4. Final Considerations

The article intended to demonstrate that the work of the World Health Organization can function as a reference for public health policies. Moreover, this demonstration exposes the fact that the Brazilian government, in the case of COVID-19, did not take the Organization’s guidelines as its reference point as it had done in the cases of previous epidemics.

From its early days to the current challenges, a brief history of the World Health Organization’s performance was exposed, highlighting its main contributions to global health construction, such as the International Health Regulations and the PHEIC—public health emergency of international concerns. Although WHO’s actions have been criticized, as in the Ebola epidemic in Africa, the Organization remains the global health paradigm.

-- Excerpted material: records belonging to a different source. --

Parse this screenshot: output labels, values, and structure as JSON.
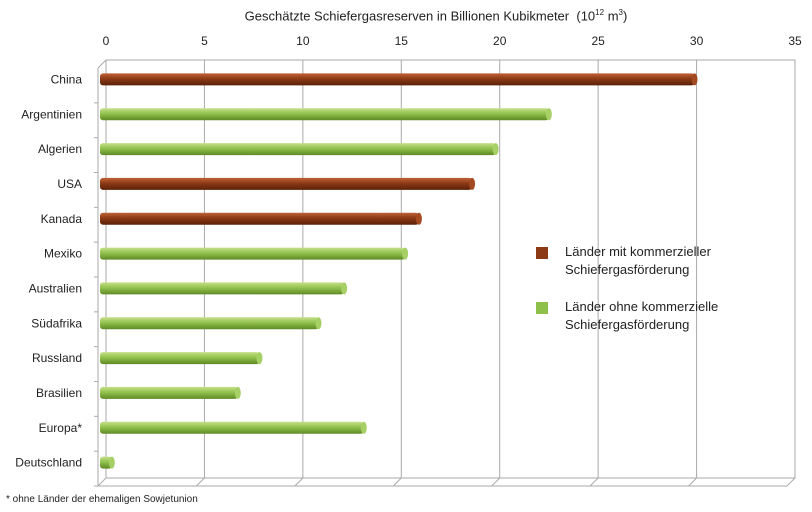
{
  "chart_data": {
    "type": "bar",
    "orientation": "horizontal",
    "title": "Geschätzte Schiefergasreserven in Billionen Kubikmeter",
    "title_unit": {
      "base": "10",
      "exp": "12",
      "unit": "m",
      "unit_exp": "3"
    },
    "categories": [
      "China",
      "Argentinien",
      "Algerien",
      "USA",
      "Kanada",
      "Mexiko",
      "Australien",
      "Südafrika",
      "Russland",
      "Brasilien",
      "Europa*",
      "Deutschland"
    ],
    "values": [
      30.2,
      22.8,
      20.1,
      18.9,
      16.2,
      15.5,
      12.4,
      11.1,
      8.1,
      7.0,
      13.4,
      0.6
    ],
    "groups": [
      "commercial",
      "non",
      "non",
      "commercial",
      "commercial",
      "non",
      "non",
      "non",
      "non",
      "non",
      "non",
      "non"
    ],
    "xlim": [
      0,
      35
    ],
    "xticks": [
      "0",
      "5",
      "10",
      "15",
      "20",
      "25",
      "30",
      "35"
    ],
    "grid": true,
    "legend": [
      {
        "key": "commercial",
        "label_line1": "Länder mit kommerzieller",
        "label_line2": "Schiefergasförderung",
        "color": "#8b3a15"
      },
      {
        "key": "non",
        "label_line1": "Länder ohne kommerzielle",
        "label_line2": "Schiefergasförderung",
        "color": "#8fc04a"
      }
    ],
    "legend_position": "right",
    "footnote": "* ohne Länder der ehemaligen Sowjetunion"
  }
}
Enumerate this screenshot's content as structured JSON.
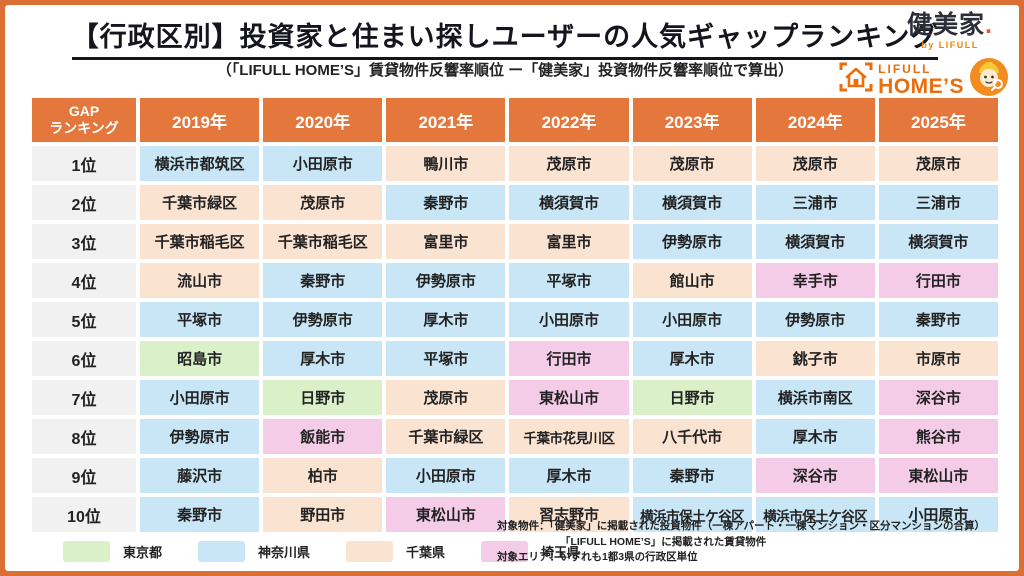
{
  "header": {
    "title": "【行政区別】投資家と住まい探しユーザーの人気ギャップランキング",
    "subtitle": "（「LIFULL HOME’S」賃貸物件反響率順位 ー「健美家」投資物件反響率順位で算出）",
    "kenbiya_logo": {
      "text": "健美家",
      "dot": ".",
      "byline": "by LIFULL"
    },
    "homes_logo": {
      "line1": "LIFULL",
      "line2": "HOME’S"
    }
  },
  "table": {
    "rank_header_line1": "GAP",
    "rank_header_line2": "ランキング",
    "year_headers": [
      "2019年",
      "2020年",
      "2021年",
      "2022年",
      "2023年",
      "2024年",
      "2025年"
    ],
    "rows": [
      {
        "rank": "1位",
        "cells": [
          {
            "name": "横浜市都筑区",
            "pref": "kanagawa"
          },
          {
            "name": "小田原市",
            "pref": "kanagawa"
          },
          {
            "name": "鴨川市",
            "pref": "chiba"
          },
          {
            "name": "茂原市",
            "pref": "chiba"
          },
          {
            "name": "茂原市",
            "pref": "chiba"
          },
          {
            "name": "茂原市",
            "pref": "chiba"
          },
          {
            "name": "茂原市",
            "pref": "chiba"
          }
        ]
      },
      {
        "rank": "2位",
        "cells": [
          {
            "name": "千葉市緑区",
            "pref": "chiba"
          },
          {
            "name": "茂原市",
            "pref": "chiba"
          },
          {
            "name": "秦野市",
            "pref": "kanagawa"
          },
          {
            "name": "横須賀市",
            "pref": "kanagawa"
          },
          {
            "name": "横須賀市",
            "pref": "kanagawa"
          },
          {
            "name": "三浦市",
            "pref": "kanagawa"
          },
          {
            "name": "三浦市",
            "pref": "kanagawa"
          }
        ]
      },
      {
        "rank": "3位",
        "cells": [
          {
            "name": "千葉市稲毛区",
            "pref": "chiba"
          },
          {
            "name": "千葉市稲毛区",
            "pref": "chiba"
          },
          {
            "name": "富里市",
            "pref": "chiba"
          },
          {
            "name": "富里市",
            "pref": "chiba"
          },
          {
            "name": "伊勢原市",
            "pref": "kanagawa"
          },
          {
            "name": "横須賀市",
            "pref": "kanagawa"
          },
          {
            "name": "横須賀市",
            "pref": "kanagawa"
          }
        ]
      },
      {
        "rank": "4位",
        "cells": [
          {
            "name": "流山市",
            "pref": "chiba"
          },
          {
            "name": "秦野市",
            "pref": "kanagawa"
          },
          {
            "name": "伊勢原市",
            "pref": "kanagawa"
          },
          {
            "name": "平塚市",
            "pref": "kanagawa"
          },
          {
            "name": "館山市",
            "pref": "chiba"
          },
          {
            "name": "幸手市",
            "pref": "saitama"
          },
          {
            "name": "行田市",
            "pref": "saitama"
          }
        ]
      },
      {
        "rank": "5位",
        "cells": [
          {
            "name": "平塚市",
            "pref": "kanagawa"
          },
          {
            "name": "伊勢原市",
            "pref": "kanagawa"
          },
          {
            "name": "厚木市",
            "pref": "kanagawa"
          },
          {
            "name": "小田原市",
            "pref": "kanagawa"
          },
          {
            "name": "小田原市",
            "pref": "kanagawa"
          },
          {
            "name": "伊勢原市",
            "pref": "kanagawa"
          },
          {
            "name": "秦野市",
            "pref": "kanagawa"
          }
        ]
      },
      {
        "rank": "6位",
        "cells": [
          {
            "name": "昭島市",
            "pref": "tokyo"
          },
          {
            "name": "厚木市",
            "pref": "kanagawa"
          },
          {
            "name": "平塚市",
            "pref": "kanagawa"
          },
          {
            "name": "行田市",
            "pref": "saitama"
          },
          {
            "name": "厚木市",
            "pref": "kanagawa"
          },
          {
            "name": "銚子市",
            "pref": "chiba"
          },
          {
            "name": "市原市",
            "pref": "chiba"
          }
        ]
      },
      {
        "rank": "7位",
        "cells": [
          {
            "name": "小田原市",
            "pref": "kanagawa"
          },
          {
            "name": "日野市",
            "pref": "tokyo"
          },
          {
            "name": "茂原市",
            "pref": "chiba"
          },
          {
            "name": "東松山市",
            "pref": "saitama"
          },
          {
            "name": "日野市",
            "pref": "tokyo"
          },
          {
            "name": "横浜市南区",
            "pref": "kanagawa"
          },
          {
            "name": "深谷市",
            "pref": "saitama"
          }
        ]
      },
      {
        "rank": "8位",
        "cells": [
          {
            "name": "伊勢原市",
            "pref": "kanagawa"
          },
          {
            "name": "飯能市",
            "pref": "saitama"
          },
          {
            "name": "千葉市緑区",
            "pref": "chiba"
          },
          {
            "name": "千葉市花見川区",
            "pref": "chiba"
          },
          {
            "name": "八千代市",
            "pref": "chiba"
          },
          {
            "name": "厚木市",
            "pref": "kanagawa"
          },
          {
            "name": "熊谷市",
            "pref": "saitama"
          }
        ]
      },
      {
        "rank": "9位",
        "cells": [
          {
            "name": "藤沢市",
            "pref": "kanagawa"
          },
          {
            "name": "柏市",
            "pref": "chiba"
          },
          {
            "name": "小田原市",
            "pref": "kanagawa"
          },
          {
            "name": "厚木市",
            "pref": "kanagawa"
          },
          {
            "name": "秦野市",
            "pref": "kanagawa"
          },
          {
            "name": "深谷市",
            "pref": "saitama"
          },
          {
            "name": "東松山市",
            "pref": "saitama"
          }
        ]
      },
      {
        "rank": "10位",
        "cells": [
          {
            "name": "秦野市",
            "pref": "kanagawa"
          },
          {
            "name": "野田市",
            "pref": "chiba"
          },
          {
            "name": "東松山市",
            "pref": "saitama"
          },
          {
            "name": "習志野市",
            "pref": "chiba"
          },
          {
            "name": "横浜市保土ケ谷区",
            "pref": "kanagawa"
          },
          {
            "name": "横浜市保土ケ谷区",
            "pref": "kanagawa"
          },
          {
            "name": "小田原市",
            "pref": "kanagawa"
          }
        ]
      }
    ]
  },
  "legend": {
    "items": [
      {
        "label": "東京都",
        "key": "tokyo"
      },
      {
        "label": "神奈川県",
        "key": "kanagawa"
      },
      {
        "label": "千葉県",
        "key": "chiba"
      },
      {
        "label": "埼玉県",
        "key": "saitama"
      }
    ]
  },
  "footer": {
    "line1": "対象物件：「健美家」に掲載された投資物件（一棟アパート・一棟マンション・区分マンションの合算）",
    "line2": "「LIFULL HOME’S」に掲載された賃貸物件",
    "line3": "対象エリア：いずれも1都3県の行政区単位"
  },
  "colors": {
    "frame": "#DB6E33",
    "header_bg": "#E3773C",
    "rank_bg": "#F1F1F1",
    "tokyo": "#D9F0C9",
    "kanagawa": "#C9E6F6",
    "chiba": "#FBE3D2",
    "saitama": "#F4CCE8"
  }
}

We also expose the referential theory as the approach that allowed us to understand better the reality of federative conflict, lack of leadership, and populism context that characterize the pandemic reality in Brazil.

We conclude that the conflict between two types of federalism, the first enshrined in the 1988 Constitution and based on the cooperation of federative entities, and the second centralized and without space for dialogue, represent willingness for different paths for Brazil. The first seeks to preserve rights and democratic order, and the second openly flirts with populist authoritarianism. Decisively, the conflict in implementing public policies by federal units and the union is a prelude to the future of Brazilian democracy in the years to come.

Conflicts of Interest

The authors declare no conflicts of interest regarding the publication of this paper.